Social connection and family are vital to life in the blue zones. Staying connected does more than stave off depression and feelings of isolation, both risk factors for dementia, it also keeps your brain sharp. Also, family is a priority in blue zones, with older generations often living with or near their children. Blue zone dwellers generally commit to a life partner, which research shows can add years to your life and reduce risk of Alzheimer’s and other chronic disease.

Movement and exercise

In blue zones, residents weave exercise and movement into the fabric of their daily lives.
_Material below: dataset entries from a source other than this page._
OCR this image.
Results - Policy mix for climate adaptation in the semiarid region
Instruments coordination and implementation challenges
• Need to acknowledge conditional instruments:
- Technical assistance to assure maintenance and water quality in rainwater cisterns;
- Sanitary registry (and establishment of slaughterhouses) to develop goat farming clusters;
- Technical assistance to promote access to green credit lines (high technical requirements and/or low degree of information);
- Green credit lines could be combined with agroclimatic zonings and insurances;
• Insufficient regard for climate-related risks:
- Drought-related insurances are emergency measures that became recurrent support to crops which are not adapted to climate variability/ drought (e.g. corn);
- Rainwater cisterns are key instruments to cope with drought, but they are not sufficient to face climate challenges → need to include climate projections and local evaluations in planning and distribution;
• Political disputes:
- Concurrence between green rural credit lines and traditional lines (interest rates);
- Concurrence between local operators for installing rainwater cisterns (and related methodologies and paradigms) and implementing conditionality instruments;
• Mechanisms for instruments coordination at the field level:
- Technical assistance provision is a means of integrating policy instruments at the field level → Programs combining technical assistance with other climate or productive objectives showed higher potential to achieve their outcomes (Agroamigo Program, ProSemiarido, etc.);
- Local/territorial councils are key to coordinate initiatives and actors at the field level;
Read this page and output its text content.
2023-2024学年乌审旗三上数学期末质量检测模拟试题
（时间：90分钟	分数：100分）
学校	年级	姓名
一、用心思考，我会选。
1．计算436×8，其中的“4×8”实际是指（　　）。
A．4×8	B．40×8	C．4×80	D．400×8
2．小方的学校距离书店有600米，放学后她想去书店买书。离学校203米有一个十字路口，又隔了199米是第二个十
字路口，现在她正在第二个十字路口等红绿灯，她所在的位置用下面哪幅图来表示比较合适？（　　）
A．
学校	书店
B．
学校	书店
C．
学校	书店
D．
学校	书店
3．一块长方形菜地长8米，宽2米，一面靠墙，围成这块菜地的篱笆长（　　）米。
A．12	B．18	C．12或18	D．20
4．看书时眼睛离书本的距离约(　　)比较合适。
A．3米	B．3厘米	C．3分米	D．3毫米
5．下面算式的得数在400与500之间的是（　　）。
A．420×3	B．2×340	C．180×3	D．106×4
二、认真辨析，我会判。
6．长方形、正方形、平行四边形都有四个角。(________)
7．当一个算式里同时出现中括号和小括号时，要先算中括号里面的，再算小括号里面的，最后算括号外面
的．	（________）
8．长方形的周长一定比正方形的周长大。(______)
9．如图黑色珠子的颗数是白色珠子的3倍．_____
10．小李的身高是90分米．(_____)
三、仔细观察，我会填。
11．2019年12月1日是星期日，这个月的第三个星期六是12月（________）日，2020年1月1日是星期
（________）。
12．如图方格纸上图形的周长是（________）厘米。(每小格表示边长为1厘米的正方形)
They walk, garden, farm, and perform other daily physical chores. For example, researchers suspect that strenuous agricultural work done in hilly terrain might explain why Sardinian men live longer. But, you don’t have to work on a farm, climb steep hills, or even join a gym to live longer. Numerous studies show that simply walking regularly can lower your risk of dementia. Sit less, walk more.

Purpose

Not only do people in blue zones have a life purpose, some regions even have a name for it. For example, in Okinawa, it’s called ikagai, which means “why I wake up in the morning,” and in Nicoya, Costa Rica, it’s called plan de vida, or "reason to live." Having a purpose helps keep older people active and makes them feel needed. That, in turn, helps reduce stress and boosts psychological well-being. Having a purpose, research shows, can reduce your risk of developing mild cognitive impairment (MCI) and Alzheimer’s. Furthermore, having a purpose can delay cognitive decline in those with Alzheimer’s markers.